Al largo dell'Oceano Indiano la crosta terrestre si sta letteralmente spezzando. Ad annunciarlo fragorosamente è stata, sostengono tre studi pubblicati su
Nature, la coppia di
terremoti di magnitudo rispettivamente 8,7 e 8,2, che l'
11 aprile 2012 hanno scosso questa parte del pianeta. Secondo i tre
paper infatti, sotto l'Oceano Indiano la
placca indo-austrialiana si starebbe spezzando in due
placche più piccole, o addirittura in tre, e le scosse sarebbero state
causate proprio dalla tensione accumulata in questo processo di
formazione di un nuovo confine.
È dagli anni '80 che i sismologi sostengono che la questa parte della
crosta terrestre si sarebbe potuta rompere. Stando alle principali teorie della
tettonica a zolle, la placca indo-australiana ha cominciato a
deformarsi internamente circa 50 milioni di anni fa, e occorreranno
altri milioni di anni e migliaia di terremoti di grande intensità prima
che questo processo arrivi a compimento. Secondo
il primo dei tre studi, coordinato da
Matthias Delescluse, un geofisico dell'
Ecole Normale Supérieure
di Parigi, alla base della rottura vi sarebbe la tensione accumulata
dai movimenti della placca verso nord, dove si scontra con la
placca eurasiatica.
A questa tensione, spiegano gli scienziati nel loro lavoro, si
aggiunge poi quella dovuta alle tensioni e rotture sul margine orientale
della placca. Infatti, esaminando i cambiamenti nello stato di tensione
immediatamente precedenti ai due eventi del 2012, Delescluse e la sua
équipe hanno scoperto ad aver acceso la miccia della loro esplosione
essere state proprio le conseguenze di altri due terremoti avvenuti
lungo questo confine orientale. Il primo è quello di magnitudo 9,1
responsabile dello
tsunami che il
26 dicembre 2004 si è abbattuto sull'isola di
Sumatra, portando alla morte di oltre 228mila persone; l'altro è un terremoto di minore intensità del 2005.
Nel
secondo studio, i ricercatori guidati da
Thorne Lay della
University of Santa Cruz in
California, hanno invece esaminato più profondamente la dinamica degli
eventi dell'11 aprile, scoprendo che la prima scossa ha interessato ben
quattro diverse faglie. Secondo il lavoro del team di Lay, questo
terremoto si potrebbe suddividere infatti in quattro
scosse più piccole, di magnitudo 8,5, 7,9, 8,3 e 7,8, durate in tutto
due minuti. Queste avrebbero provocato la rottura di tre faglie
perpendicolari tra loro e in una quarta perpendicolare a esse. Una
quinta faglia sarebbe stata invece coinvolta nel secondo dei due
terremoti.
Questo
interessamento multifaglia si è riflesso, mostra lo studio, nel pattern di faglia emerso dopo le scosse, uno dei complessi mai studiati. I
pattern di faglia sono quegli insiemi di linee di faglia che
possono essere tracciate sulla superficie terrestre dopo un terremoto,
come delle cicatrici che restano sulla pelle a lungo dopo una ferita.

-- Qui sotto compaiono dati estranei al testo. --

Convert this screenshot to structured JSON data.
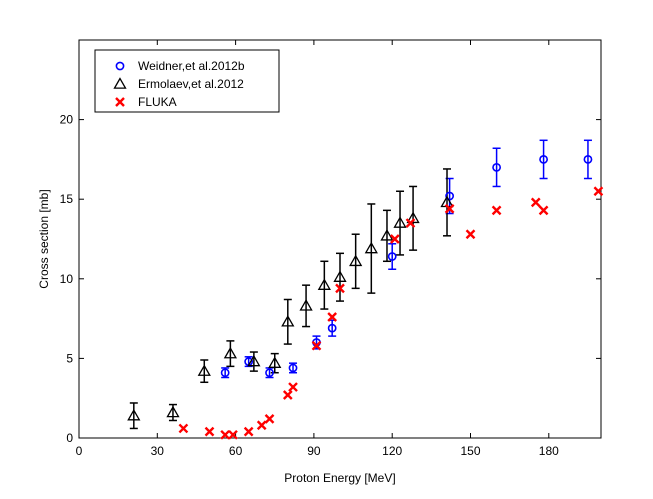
{
  "chart_data": {
    "type": "scatter",
    "title": "",
    "xlabel": "Proton Energy [MeV]",
    "ylabel": "Cross section [mb]",
    "xlim": [
      0,
      200
    ],
    "ylim": [
      0,
      25
    ],
    "x_ticks": [
      0,
      30,
      60,
      90,
      120,
      150,
      180
    ],
    "x_tick_labels": [
      "0",
      "30",
      "60",
      "90",
      "120",
      "150",
      "180"
    ],
    "y_ticks": [
      0,
      5,
      10,
      15,
      20
    ],
    "y_tick_labels": [
      "0",
      "5",
      "10",
      "15",
      "20"
    ],
    "grid": false,
    "legend_position": "top-left",
    "series": [
      {
        "name": "Weidner,et al.2012b",
        "marker": "circle",
        "color": "#0000ff",
        "points": [
          {
            "x": 56,
            "y": 4.1,
            "err": 0.3
          },
          {
            "x": 65,
            "y": 4.8,
            "err": 0.3
          },
          {
            "x": 73,
            "y": 4.1,
            "err": 0.3
          },
          {
            "x": 82,
            "y": 4.4,
            "err": 0.3
          },
          {
            "x": 91,
            "y": 6.0,
            "err": 0.4
          },
          {
            "x": 97,
            "y": 6.9,
            "err": 0.5
          },
          {
            "x": 120,
            "y": 11.4,
            "err": 0.8
          },
          {
            "x": 142,
            "y": 15.2,
            "err": 1.1
          },
          {
            "x": 160,
            "y": 17.0,
            "err": 1.2
          },
          {
            "x": 178,
            "y": 17.5,
            "err": 1.2
          },
          {
            "x": 195,
            "y": 17.5,
            "err": 1.2
          }
        ]
      },
      {
        "name": "Ermolaev,et al.2012",
        "marker": "triangle",
        "color": "#000000",
        "points": [
          {
            "x": 21,
            "y": 1.4,
            "err": 0.8
          },
          {
            "x": 36,
            "y": 1.6,
            "err": 0.5
          },
          {
            "x": 48,
            "y": 4.2,
            "err": 0.7
          },
          {
            "x": 58,
            "y": 5.3,
            "err": 0.8
          },
          {
            "x": 67,
            "y": 4.8,
            "err": 0.6
          },
          {
            "x": 75,
            "y": 4.7,
            "err": 0.6
          },
          {
            "x": 80,
            "y": 7.3,
            "err": 1.4
          },
          {
            "x": 87,
            "y": 8.3,
            "err": 1.3
          },
          {
            "x": 94,
            "y": 9.6,
            "err": 1.5
          },
          {
            "x": 100,
            "y": 10.1,
            "err": 1.5
          },
          {
            "x": 106,
            "y": 11.1,
            "err": 1.7
          },
          {
            "x": 112,
            "y": 11.9,
            "err": 2.8
          },
          {
            "x": 118,
            "y": 12.7,
            "err": 1.6
          },
          {
            "x": 123,
            "y": 13.5,
            "err": 2.0
          },
          {
            "x": 128,
            "y": 13.8,
            "err": 2.0
          },
          {
            "x": 141,
            "y": 14.8,
            "err": 2.1
          }
        ]
      },
      {
        "name": "FLUKA",
        "marker": "x",
        "color": "#ff0000",
        "points": [
          {
            "x": 40,
            "y": 0.6
          },
          {
            "x": 50,
            "y": 0.4
          },
          {
            "x": 56,
            "y": 0.2
          },
          {
            "x": 59,
            "y": 0.2
          },
          {
            "x": 65,
            "y": 0.4
          },
          {
            "x": 70,
            "y": 0.8
          },
          {
            "x": 73,
            "y": 1.2
          },
          {
            "x": 80,
            "y": 2.7
          },
          {
            "x": 82,
            "y": 3.2
          },
          {
            "x": 91,
            "y": 5.8
          },
          {
            "x": 97,
            "y": 7.6
          },
          {
            "x": 100,
            "y": 9.4
          },
          {
            "x": 121,
            "y": 12.5
          },
          {
            "x": 127,
            "y": 13.5
          },
          {
            "x": 142,
            "y": 14.4
          },
          {
            "x": 150,
            "y": 12.8
          },
          {
            "x": 160,
            "y": 14.3
          },
          {
            "x": 175,
            "y": 14.8
          },
          {
            "x": 178,
            "y": 14.3
          },
          {
            "x": 199,
            "y": 15.5
          }
        ]
      }
    ]
  }
}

Solitamente la maggior parte dei terremoti si propagano lungo una sola
faglia, e non quattro o anche più come in questo caso in cui, tra
l'altro, una delle faglie è scivolata per almeno una ventina di metri.
Il
terzo studio
ha infine preso in considerazione gli strascichi di questi tremori
giganti, rivelando che per ben sei giorni dopo i due terremoti, altre
scosse di magnitudo 5,5 e oltre hanno avuto luogo in diverse parti del
pianeta. “
Le scosse di assestamento sono di solito circoscritte alle immediate vicinanze dell'evento principale”, spiega il primo autore dello studio
Fred Pollitz geofisico dello
US Geological Survey a Menlo Park, California.
Solitamente, poi, spiegano i ricercatori, i terremoti più violenti sono quelli cosiddetti
strike-up, quelli in cui due faglie si scontrano e una slitta
sotto l'altra. Quelli in cui due faglie scorrono una accanto all'altro
si chiamano
strike-slip. Quello di magnitudo 8,7 della scorsa primavera è probabilmente il più intenso
terremoto di questo tipo mai registrato da quando si usano i moderni sismografi, è stato avvertito in tutta l'area compresa tra
India e
Australia, toccando anche il sud e il sud-est asiatico.
Quasi sicuramente è anche il più forte registrato all'interno di una
placca e non ai suoi margini. La sua natura
strike-slip fortunatamente ha impedito che si generassero grandi tsunami come quello del 2004.